Hundie Jo [Dot] Com

“I was for my easy removal of Saddam, but not for your bungled and costly postwar reconstruction”

Honzo October 28th, 2005

2,000 Dead in Context

Americans, like most democratic people, can endure
fatalities if they believe they come in the pursuit of victory, during
a war against an aggressor with a definite beginning and end. That’s
why most polls found that about three-quarters of the American people
approved of the invasion upon the fall of the Saddam Hussein statue in
Baghdad in April 2003.

The public’s anguish for the fewer than 150 lost during that
campaign was counterbalanced by the apparently easy victory and the
visible signs of enemy capitulation.

But between the first 200 fatalities and the 2,000th, a
third of those favoring the war changed their minds, now writing off
Iraq as a mistake.

Perhaps we could summarize this radical transformation as,

“I was for my easy removal of Saddam, but not for your bungled and costly postwar reconstruction.”

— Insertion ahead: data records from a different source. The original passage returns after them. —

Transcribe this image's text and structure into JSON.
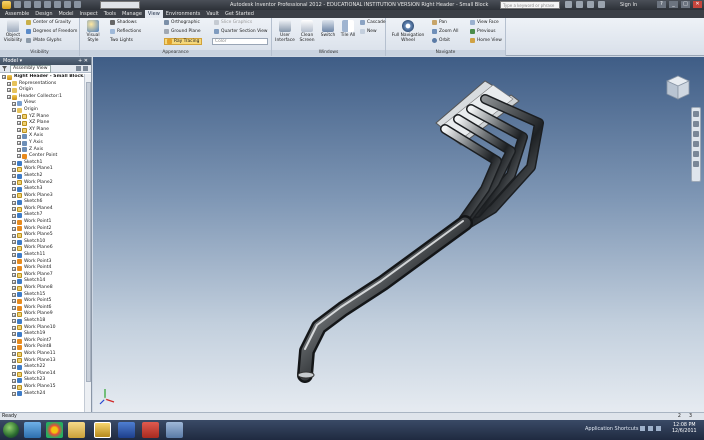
{
  "titlebar": {
    "title": "Autodesk Inventor Professional 2012 - EDUCATIONAL INSTITUTION VERSION    Right Header - Small Block",
    "search_placeholder": "Type a keyword or phrase",
    "sign_in": "Sign In"
  },
  "ribbon_tabs": [
    "Assemble",
    "Design",
    "Model",
    "Inspect",
    "Tools",
    "Manage",
    "View",
    "Environments",
    "Vault",
    "Get Started"
  ],
  "active_tab": "View",
  "ribbon": {
    "visibility": {
      "title": "Visibility",
      "object_visibility": "Object Visibility",
      "center_of_gravity": "Center of Gravity",
      "degrees_of_freedom": "Degrees of Freedom",
      "imate_glyphs": "iMate Glyphs"
    },
    "appearance": {
      "title": "Appearance",
      "visual_style": "Visual Style",
      "shadows": "Shadows",
      "reflections": "Reflections",
      "two_lights": "Two Lights",
      "orthographic": "Orthographic",
      "ground_plane": "Ground Plane",
      "ray_tracing": "Ray Tracing",
      "slice_graphics": "Slice Graphics",
      "quarter_section_view": "Quarter Section View",
      "color": "Color"
    },
    "windows": {
      "title": "Windows",
      "user_interface": "User Interface",
      "clean_screen": "Clean Screen",
      "switch": "Switch",
      "tile_all": "Tile All",
      "cascade": "Cascade",
      "new": "New"
    },
    "navigate": {
      "title": "Navigate",
      "full_navigation_wheel": "Full Navigation Wheel",
      "pan": "Pan",
      "zoom_all": "Zoom All",
      "orbit": "Orbit",
      "view_face": "View Face",
      "previous": "Previous",
      "home_view": "Home View"
    }
  },
  "browser": {
    "header": "Model",
    "view": "Assembly View",
    "tree": [
      {
        "label": "Right Header - Small Block.iam",
        "level": 0,
        "icon": "assembly-icon",
        "bold": true
      },
      {
        "label": "Representations",
        "level": 1,
        "icon": "folder-icon"
      },
      {
        "label": "Origin",
        "level": 1,
        "icon": "folder-icon"
      },
      {
        "label": "Header Collector:1",
        "level": 1,
        "icon": "assembly-icon"
      },
      {
        "label": "View:",
        "level": 2,
        "icon": "view-icon"
      },
      {
        "label": "Origin",
        "level": 2,
        "icon": "folder-icon"
      },
      {
        "label": "YZ Plane",
        "level": 3,
        "icon": "plane-icon"
      },
      {
        "label": "XZ Plane",
        "level": 3,
        "icon": "plane-icon"
      },
      {
        "label": "XY Plane",
        "level": 3,
        "icon": "plane-icon"
      },
      {
        "label": "X Axis",
        "level": 3,
        "icon": "axis-icon"
      },
      {
        "label": "Y Axis",
        "level": 3,
        "icon": "axis-icon"
      },
      {
        "label": "Z Axis",
        "level": 3,
        "icon": "axis-icon"
      },
      {
        "label": "Center Point",
        "level": 3,
        "icon": "point-icon"
      },
      {
        "label": "Sketch1",
        "level": 2,
        "icon": "sketch-icon"
      },
      {
        "label": "Work Plane1",
        "level": 2,
        "icon": "plane-icon"
      },
      {
        "label": "Sketch2",
        "level": 2,
        "icon": "sketch-icon"
      },
      {
        "label": "Work Plane2",
        "level": 2,
        "icon": "plane-icon"
      },
      {
        "label": "Sketch3",
        "level": 2,
        "icon": "sketch-icon"
      },
      {
        "label": "Work Plane3",
        "level": 2,
        "icon": "plane-icon"
      },
      {
        "label": "Sketch6",
        "level": 2,
        "icon": "sketch-icon"
      },
      {
        "label": "Work Plane4",
        "level": 2,
        "icon": "plane-icon"
      },
      {
        "label": "Sketch7",
        "level": 2,
        "icon": "sketch-icon"
      },
      {
        "label": "Work Point1",
        "level": 2,
        "icon": "point-icon"
      },
      {
        "label": "Work Point2",
        "level": 2,
        "icon": "point-icon"
      },
      {
        "label": "Work Plane5",
        "level": 2,
        "icon": "plane-icon"
      },
      {
        "label": "Sketch10",
        "level": 2,
        "icon": "sketch-icon"
      },
      {
        "label": "Work Plane6",
        "level": 2,
        "icon": "plane-icon"
      },
      {
        "label": "Sketch11",
        "level": 2,
        "icon": "sketch-icon"
      },
      {
        "label": "Work Point3",
        "level": 2,
        "icon": "point-icon"
      },
      {
        "label": "Work Point4",
        "level": 2,
        "icon": "point-icon"
      },
      {
        "label": "Work Plane7",
        "level": 2,
        "icon": "plane-icon"
      },
      {
        "label": "Sketch14",
        "level": 2,
        "icon": "sketch-icon"
      },
      {
        "label": "Work Plane8",
        "level": 2,
        "icon": "plane-icon"
      },
      {
        "label": "Sketch15",
        "level": 2,
        "icon": "sketch-icon"
      },
      {
        "label": "Work Point5",
        "level": 2,
        "icon": "point-icon"
      },
      {
        "label": "Work Point6",
        "level": 2,
        "icon": "point-icon"
      },
      {
        "label": "Work Plane9",
        "level": 2,
        "icon": "plane-icon"
      },
      {
        "label": "Sketch18",
        "level": 2,
        "icon": "sketch-icon"
      },
      {
        "label": "Work Plane10",
        "level": 2,
        "icon": "plane-icon"
      },
      {
        "label": "Sketch19",
        "level": 2,
        "icon": "sketch-icon"
      },
      {
        "label": "Work Point7",
        "level": 2,
        "icon": "point-icon"
      },
      {
        "label": "Work Point8",
        "level": 2,
        "icon": "point-icon"
      },
      {
        "label": "Work Plane11",
        "level": 2,
        "icon": "plane-icon"
      },
      {
        "label": "Work Plane13",
        "level": 2,
        "icon": "plane-icon"
      },
      {
        "label": "Sketch22",
        "level": 2,
        "icon": "sketch-icon"
      },
      {
        "label": "Work Plane14",
        "level": 2,
        "icon": "plane-icon"
      },
      {
        "label": "Sketch23",
        "level": 2,
        "icon": "sketch-icon"
      },
      {
        "label": "Work Plane15",
        "level": 2,
        "icon": "plane-icon"
      },
      {
        "label": "Sketch24",
        "level": 2,
        "icon": "sketch-icon"
      }
    ]
  },
  "viewport": {
    "tabs_right": [
      "2",
      "3"
    ]
  },
  "statusbar": {
    "text": "Ready",
    "counts": [
      "2",
      "3"
    ]
  },
  "taskbar": {
    "tray_label": "Application Shortcuts",
    "time": "12:08 PM",
    "date": "12/6/2011"
  },
  "colors": {
    "viewport_top": "#3f5d86",
    "viewport_bottom": "#e6ebf1",
    "accent": "#f5d77a"
  }
}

Part of the explanation is that, like all wars against amorphous insurgencies, the current
struggle requires almost constant explanation by the government to show
how and why troops are fighting in a necessary cause - and for the
nation’s long-term security interests. Unless official spokesmen can
continually connect the terrible sacrifices of our youth with the need
to establish a consensual government in Iraq that might help to end the
old pathology of the Middle East
, in which autocracies spawn
parasitic anti-Western terrorists, then the TV screen’s images of
blown-up American troops become the dominant narrative.

The Bush administration, of course, did not help itself by having
put forth weapons of mass destruction as the primary reason for the
invasion - when the Senate, in bipartisan fashion, had previously
authorized the war on a score of other sensible writs.